Several minor problems in the grammar for the functional-style syntax

Hello,

Yevgeny Kazakov is currently trying to implement the functional-style syntax at
our lab, and he has found a number of minor problems in our definitions. I
present below the problems, as well as the possible solutions. Most of the
problems are caused by the syntax of CURIE, which is defined like this:

curie := [[prefix] ":"] irelative-ref
prefix := NCName
NCName := defined by XML
irelative-ref: defined by the IRI spec
 

1. The CURIE spec is not clear regarding whether the prefix, :, and the
irelative-ref in a CURIE can be separated by a whitespace. This makes parsing
CURIEs such as a:b:c ambiguous, as it is not clear whether one means
    a:b :c
or
    a :b:c.

This problem could be solved if we made the 'curie' production a terminal and
explicitly state that there should be no spaces in it.


2. We use @()^"=<>: as special characters in the spec -- that is, we use them as
stand-alone terminals. Ideally, we'd want the other terminals not to contain
these. This, however, is not the case: while NCName cannot contain any of these,
irelative-ref can contain the characters "@=():". The latter is quite
unfortunate: if you write 
   abc)
it is not clear whether the closing parenthesis is part of the irelative-ref or
not. This prevents the functional-style syntax from being tokenized correctly.

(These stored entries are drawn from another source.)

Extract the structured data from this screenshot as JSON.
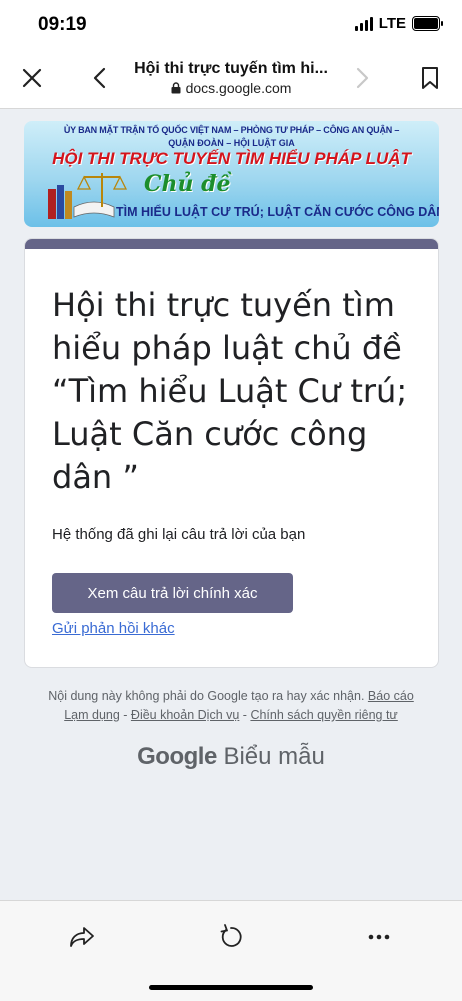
{
  "status": {
    "time": "09:19",
    "network": "LTE"
  },
  "nav": {
    "title": "Hội thi trực tuyến tìm hi...",
    "url": "docs.google.com"
  },
  "banner": {
    "line1": "ỦY BAN MẶT TRẬN TỔ QUỐC VIỆT NAM – PHÒNG TƯ PHÁP – CÔNG AN QUẬN –",
    "line2": "QUẬN ĐOÀN – HỘI LUẬT GIA",
    "title": "HỘI THI TRỰC TUYẾN TÌM HIỂU PHÁP LUẬT",
    "theme_label": "Chủ đề",
    "subtitle": "TÌM HIỂU LUẬT CƯ TRÚ; LUẬT CĂN CƯỚC CÔNG DÂN"
  },
  "form": {
    "title": "Hội thi trực tuyến tìm hiểu pháp luật chủ đề “Tìm hiểu Luật Cư trú; Luật Căn cước công dân ”",
    "confirmation": "Hệ thống đã ghi lại câu trả lời của bạn",
    "view_answers_label": "Xem câu trả lời chính xác",
    "another_response_label": "Gửi phản hồi khác"
  },
  "footer": {
    "disclaimer": "Nội dung này không phải do Google tạo ra hay xác nhận.",
    "report_abuse": "Báo cáo Lạm dụng",
    "sep1": " - ",
    "terms": "Điều khoản Dịch vụ",
    "sep2": " - ",
    "privacy": "Chính sách quyền riêng tư"
  },
  "branding": {
    "google": "Google",
    "forms": "Biểu mẫu"
  },
  "colors": {
    "accent": "#656588",
    "link": "#3a6bd4",
    "background": "#eceff3"
  }
}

Another problem is that, because irelative-ref can contain :, we cannot
ambiguously parse the simple CURIE "a:b". One way of parsing it is as "a", ":",
and "b", but another way is to parse it as a simple irelative-ref with the value
"a:b".

We could fix these problems by changing the spec such that, in contrast to the
CURIE spec, we allow irelative-ref to be only NCName. In this way, no CURIE can
contain the dangerous characters, so we are fine. Furthermore, the grammar for
CURIE becomes NCName ":" NCName, and, since NCName cannot contain ":", we can
parse CURIEs correctly.



3. There is an ambiguity between CURIE and nodeID: the string
    _:abc
can be parsed either as a single terminal matching the nodeID production, or as
three terminals "_" ":" "abc" matching the CURIE production. (Note that _ is a
valid NCName.)

To fix this, in our version of the 'curie' production we should prevent a CURIE
to start with "_:". This is OK: the actual CURIE spec says that this type of
usage can be disallowed in a host language and they explicitly mention RDF.


4. There is a general problem with the fact that our reserved words match the
'curie' production; for example, "ObjectUnionOf" is a perfectly valid CURIE
(even with the fixes outlined above). This is clearly a problem, as it makes our
grammar not be LL(1); for example, to parse
    ObjectUnionOf( abc )
we need to look two tokens down the line (i.e., only after you see "(" we know
that we must have been in the production for "ObjectUnionOf"). Perhaps our
grammar is such that, by increasing the lookahead, we can circumvent this
problem; however, I am not sure of that, and this is a really sketchy solution
that is very likely to cause problems in practice.

We can avoid this problem by saying that the 'curie' production MUST NOT match
one of the terminal symbols; that is, instead of using a CURIE that matches to
one of the terminals, one MUST spell out such CURIE as a full IRI (which is
enclosed in <> and is therefore fine).


5. It is currently unclear whether "quotedString" can contain CRLF. The current
definition seems to allow this, but Yevgeny was confused. We could perhaps just
add a clarification that says "yes, it is allowed".


Please let me know how you feel about my proposals.
 
Regards,

	Boris

Received on Saturday, 21 March 2009 22:03:09 UTC